Lewis Carroll's last piece of mathematics was a problem that involved finding three right-angled triangles of the same area.   His diary entry for 19 December 1897 reads:
Sat up last night till 4 a.m., over a tempting problem, sent me from New York, "to find three equal rational-sided right-angled triangles."   I found two, whose sides are 20, 21, 29; 12, 35, 37: but could not find three.
Rational-sided means that all three sides are whole numbers or fractions, while 'equal' means that they have equal areas.   Lewis Carroll's triangles each have an area of 210 square units.   He was closer than he knew.   The smallest solution of this problem consists of the three right-angled triangles with sides:
40, 42, 58,       24, 70, 74,       and       15, 112, 113.
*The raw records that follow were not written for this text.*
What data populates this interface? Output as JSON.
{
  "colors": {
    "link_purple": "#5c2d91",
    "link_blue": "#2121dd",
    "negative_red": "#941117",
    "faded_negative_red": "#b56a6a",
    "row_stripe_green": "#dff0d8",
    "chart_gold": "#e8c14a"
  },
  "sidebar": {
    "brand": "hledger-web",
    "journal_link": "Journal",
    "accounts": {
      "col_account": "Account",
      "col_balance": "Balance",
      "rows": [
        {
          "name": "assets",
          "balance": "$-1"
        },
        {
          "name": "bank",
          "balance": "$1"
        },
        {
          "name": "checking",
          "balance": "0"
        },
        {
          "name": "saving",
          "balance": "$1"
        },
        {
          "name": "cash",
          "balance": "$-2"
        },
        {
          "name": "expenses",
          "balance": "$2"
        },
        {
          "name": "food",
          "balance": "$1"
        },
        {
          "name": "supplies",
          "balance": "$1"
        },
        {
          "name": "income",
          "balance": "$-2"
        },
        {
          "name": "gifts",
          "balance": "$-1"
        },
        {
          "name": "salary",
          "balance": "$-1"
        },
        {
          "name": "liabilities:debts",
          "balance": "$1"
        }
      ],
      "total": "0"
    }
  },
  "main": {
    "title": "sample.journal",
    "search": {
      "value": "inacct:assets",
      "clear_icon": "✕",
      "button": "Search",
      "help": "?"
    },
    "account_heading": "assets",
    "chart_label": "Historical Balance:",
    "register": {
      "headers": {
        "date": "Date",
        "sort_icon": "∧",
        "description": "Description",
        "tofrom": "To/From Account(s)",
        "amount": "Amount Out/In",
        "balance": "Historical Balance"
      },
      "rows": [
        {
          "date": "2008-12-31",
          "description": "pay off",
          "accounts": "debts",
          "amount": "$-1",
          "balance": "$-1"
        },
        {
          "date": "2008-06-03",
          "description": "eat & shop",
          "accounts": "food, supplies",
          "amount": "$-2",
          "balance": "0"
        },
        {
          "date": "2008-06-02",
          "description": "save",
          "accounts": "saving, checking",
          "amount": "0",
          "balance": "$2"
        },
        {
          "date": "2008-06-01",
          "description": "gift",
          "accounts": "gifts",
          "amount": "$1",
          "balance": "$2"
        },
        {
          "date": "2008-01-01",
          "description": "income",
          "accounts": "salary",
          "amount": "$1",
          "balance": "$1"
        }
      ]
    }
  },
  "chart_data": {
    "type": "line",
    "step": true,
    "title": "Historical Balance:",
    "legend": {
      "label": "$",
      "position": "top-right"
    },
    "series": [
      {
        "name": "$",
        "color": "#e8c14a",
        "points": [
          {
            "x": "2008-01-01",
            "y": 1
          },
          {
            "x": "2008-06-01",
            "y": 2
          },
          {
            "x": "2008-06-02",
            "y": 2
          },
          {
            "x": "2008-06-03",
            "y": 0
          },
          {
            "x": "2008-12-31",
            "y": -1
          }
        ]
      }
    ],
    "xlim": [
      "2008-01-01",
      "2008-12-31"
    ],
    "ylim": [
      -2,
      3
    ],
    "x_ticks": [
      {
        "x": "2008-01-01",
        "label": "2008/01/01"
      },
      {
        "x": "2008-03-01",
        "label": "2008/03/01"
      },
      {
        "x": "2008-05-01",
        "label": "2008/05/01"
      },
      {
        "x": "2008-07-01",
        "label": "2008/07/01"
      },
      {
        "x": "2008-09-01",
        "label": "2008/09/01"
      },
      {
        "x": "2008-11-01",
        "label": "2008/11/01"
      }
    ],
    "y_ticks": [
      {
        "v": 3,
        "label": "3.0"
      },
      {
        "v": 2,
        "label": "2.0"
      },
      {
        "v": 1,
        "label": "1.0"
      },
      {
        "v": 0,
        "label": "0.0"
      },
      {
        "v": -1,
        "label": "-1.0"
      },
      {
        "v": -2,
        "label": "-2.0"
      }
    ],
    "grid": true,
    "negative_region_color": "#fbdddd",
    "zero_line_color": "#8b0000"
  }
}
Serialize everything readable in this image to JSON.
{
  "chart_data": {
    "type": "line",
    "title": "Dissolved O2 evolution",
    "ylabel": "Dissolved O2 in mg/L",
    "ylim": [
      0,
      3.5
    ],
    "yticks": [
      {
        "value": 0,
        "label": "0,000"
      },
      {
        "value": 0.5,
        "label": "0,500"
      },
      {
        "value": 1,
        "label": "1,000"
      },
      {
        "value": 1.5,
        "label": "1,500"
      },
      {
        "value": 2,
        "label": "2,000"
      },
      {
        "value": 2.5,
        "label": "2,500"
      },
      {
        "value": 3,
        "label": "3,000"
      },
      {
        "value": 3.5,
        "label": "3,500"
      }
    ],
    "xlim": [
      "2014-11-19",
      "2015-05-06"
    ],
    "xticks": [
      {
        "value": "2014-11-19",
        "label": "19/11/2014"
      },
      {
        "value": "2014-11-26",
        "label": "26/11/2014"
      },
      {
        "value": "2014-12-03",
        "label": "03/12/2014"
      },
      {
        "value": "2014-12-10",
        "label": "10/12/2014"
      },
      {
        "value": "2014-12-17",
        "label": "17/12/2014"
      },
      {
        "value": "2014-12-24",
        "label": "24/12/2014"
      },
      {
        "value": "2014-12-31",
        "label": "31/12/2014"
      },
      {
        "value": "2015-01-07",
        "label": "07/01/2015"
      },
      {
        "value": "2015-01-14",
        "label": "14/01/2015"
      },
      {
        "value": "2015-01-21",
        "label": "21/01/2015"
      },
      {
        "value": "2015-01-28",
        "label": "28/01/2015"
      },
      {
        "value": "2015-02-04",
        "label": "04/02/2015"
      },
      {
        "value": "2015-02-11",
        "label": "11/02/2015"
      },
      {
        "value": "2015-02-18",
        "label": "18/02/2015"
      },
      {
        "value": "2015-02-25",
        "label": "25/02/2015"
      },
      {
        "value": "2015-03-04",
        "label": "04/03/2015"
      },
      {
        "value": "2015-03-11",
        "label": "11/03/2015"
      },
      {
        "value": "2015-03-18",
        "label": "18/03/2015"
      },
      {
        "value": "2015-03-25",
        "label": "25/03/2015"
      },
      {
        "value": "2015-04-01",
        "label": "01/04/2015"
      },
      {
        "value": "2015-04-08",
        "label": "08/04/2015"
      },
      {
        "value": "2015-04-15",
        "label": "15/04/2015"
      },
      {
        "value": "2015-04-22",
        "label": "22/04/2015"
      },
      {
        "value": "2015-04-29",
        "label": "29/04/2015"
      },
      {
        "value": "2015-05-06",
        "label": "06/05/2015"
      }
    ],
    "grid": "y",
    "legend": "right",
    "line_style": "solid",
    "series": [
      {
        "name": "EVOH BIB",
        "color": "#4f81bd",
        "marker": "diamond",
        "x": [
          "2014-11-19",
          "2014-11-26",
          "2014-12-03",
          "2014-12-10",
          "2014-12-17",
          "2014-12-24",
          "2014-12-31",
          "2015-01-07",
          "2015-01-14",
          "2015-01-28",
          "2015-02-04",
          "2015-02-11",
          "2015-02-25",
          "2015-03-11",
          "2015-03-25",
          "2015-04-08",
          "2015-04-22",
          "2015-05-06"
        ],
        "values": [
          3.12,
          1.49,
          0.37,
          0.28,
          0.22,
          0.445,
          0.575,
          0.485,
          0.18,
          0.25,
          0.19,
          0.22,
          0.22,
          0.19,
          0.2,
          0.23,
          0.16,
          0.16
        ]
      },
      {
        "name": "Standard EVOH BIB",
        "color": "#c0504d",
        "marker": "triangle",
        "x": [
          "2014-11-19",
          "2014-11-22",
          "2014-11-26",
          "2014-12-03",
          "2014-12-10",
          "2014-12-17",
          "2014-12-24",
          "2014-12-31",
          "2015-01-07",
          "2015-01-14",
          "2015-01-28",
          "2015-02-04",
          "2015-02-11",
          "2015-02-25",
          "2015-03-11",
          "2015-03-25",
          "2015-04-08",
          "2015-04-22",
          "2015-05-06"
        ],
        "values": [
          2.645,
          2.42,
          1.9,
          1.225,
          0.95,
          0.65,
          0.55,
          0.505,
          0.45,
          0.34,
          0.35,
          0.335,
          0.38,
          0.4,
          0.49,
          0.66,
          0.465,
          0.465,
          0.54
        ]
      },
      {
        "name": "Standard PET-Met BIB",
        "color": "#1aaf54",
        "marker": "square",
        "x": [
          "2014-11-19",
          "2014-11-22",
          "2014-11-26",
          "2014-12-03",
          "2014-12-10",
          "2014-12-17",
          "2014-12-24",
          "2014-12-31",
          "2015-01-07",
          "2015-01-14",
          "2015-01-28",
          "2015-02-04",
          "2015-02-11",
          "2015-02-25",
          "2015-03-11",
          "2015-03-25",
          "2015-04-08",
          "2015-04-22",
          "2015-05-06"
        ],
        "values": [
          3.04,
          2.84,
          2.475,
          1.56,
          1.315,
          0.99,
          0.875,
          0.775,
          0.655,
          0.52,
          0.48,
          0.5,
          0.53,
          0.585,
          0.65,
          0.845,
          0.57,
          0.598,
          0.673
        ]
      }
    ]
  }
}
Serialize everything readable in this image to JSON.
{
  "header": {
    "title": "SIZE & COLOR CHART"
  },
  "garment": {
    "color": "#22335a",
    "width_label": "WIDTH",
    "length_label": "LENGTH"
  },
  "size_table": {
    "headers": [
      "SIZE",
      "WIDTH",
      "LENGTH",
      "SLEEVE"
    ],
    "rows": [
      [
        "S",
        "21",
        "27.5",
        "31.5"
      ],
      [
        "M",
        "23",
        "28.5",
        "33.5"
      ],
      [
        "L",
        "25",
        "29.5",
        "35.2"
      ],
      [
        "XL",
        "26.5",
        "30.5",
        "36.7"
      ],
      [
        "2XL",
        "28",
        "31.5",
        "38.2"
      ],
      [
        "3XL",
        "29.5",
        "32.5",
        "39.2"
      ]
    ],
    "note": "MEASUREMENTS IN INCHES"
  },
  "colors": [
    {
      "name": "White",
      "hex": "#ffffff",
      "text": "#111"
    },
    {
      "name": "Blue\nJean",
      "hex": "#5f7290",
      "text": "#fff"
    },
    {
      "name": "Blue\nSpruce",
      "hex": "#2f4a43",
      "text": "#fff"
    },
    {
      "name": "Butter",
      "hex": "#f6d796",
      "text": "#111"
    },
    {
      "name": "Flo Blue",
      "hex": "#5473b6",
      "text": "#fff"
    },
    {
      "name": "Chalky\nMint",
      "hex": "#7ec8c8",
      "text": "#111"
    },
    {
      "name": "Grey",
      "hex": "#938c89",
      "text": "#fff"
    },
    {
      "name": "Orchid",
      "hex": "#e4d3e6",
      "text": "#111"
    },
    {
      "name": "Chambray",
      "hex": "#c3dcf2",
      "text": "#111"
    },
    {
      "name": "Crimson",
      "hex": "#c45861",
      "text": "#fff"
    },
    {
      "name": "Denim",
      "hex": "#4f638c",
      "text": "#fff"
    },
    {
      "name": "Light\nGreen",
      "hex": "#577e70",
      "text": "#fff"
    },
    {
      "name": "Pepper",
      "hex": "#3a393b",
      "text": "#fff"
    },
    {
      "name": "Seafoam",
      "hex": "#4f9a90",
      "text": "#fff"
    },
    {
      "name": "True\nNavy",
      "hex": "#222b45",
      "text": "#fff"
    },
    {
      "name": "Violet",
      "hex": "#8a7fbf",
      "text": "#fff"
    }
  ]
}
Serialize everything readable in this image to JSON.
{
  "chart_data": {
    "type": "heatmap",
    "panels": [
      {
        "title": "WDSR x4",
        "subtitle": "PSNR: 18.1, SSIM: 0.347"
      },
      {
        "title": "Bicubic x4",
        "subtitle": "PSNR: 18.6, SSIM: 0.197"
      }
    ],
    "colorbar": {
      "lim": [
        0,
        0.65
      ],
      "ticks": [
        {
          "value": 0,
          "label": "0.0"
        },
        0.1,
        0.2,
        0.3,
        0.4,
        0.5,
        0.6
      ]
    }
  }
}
Each has an area of 840 square units.   The first two of theses have sides twice the length of those that Lewis Carroll found.   It is now known that there are infinitely many solutions to this problem; another is:
105, 208, 233,       91, 120, 218,       and       56, 390, 394.

-- from Lewis Carroll in Numberland by Robin Wilson

Many thanks to Sture Sjöstedt for correcting the error in the last sentence above.   It should read:
It is now known that there are infinitely many solutions to this problem; another is:
105, 208, 233,       182, 120, 218,       and       56, 390, 394.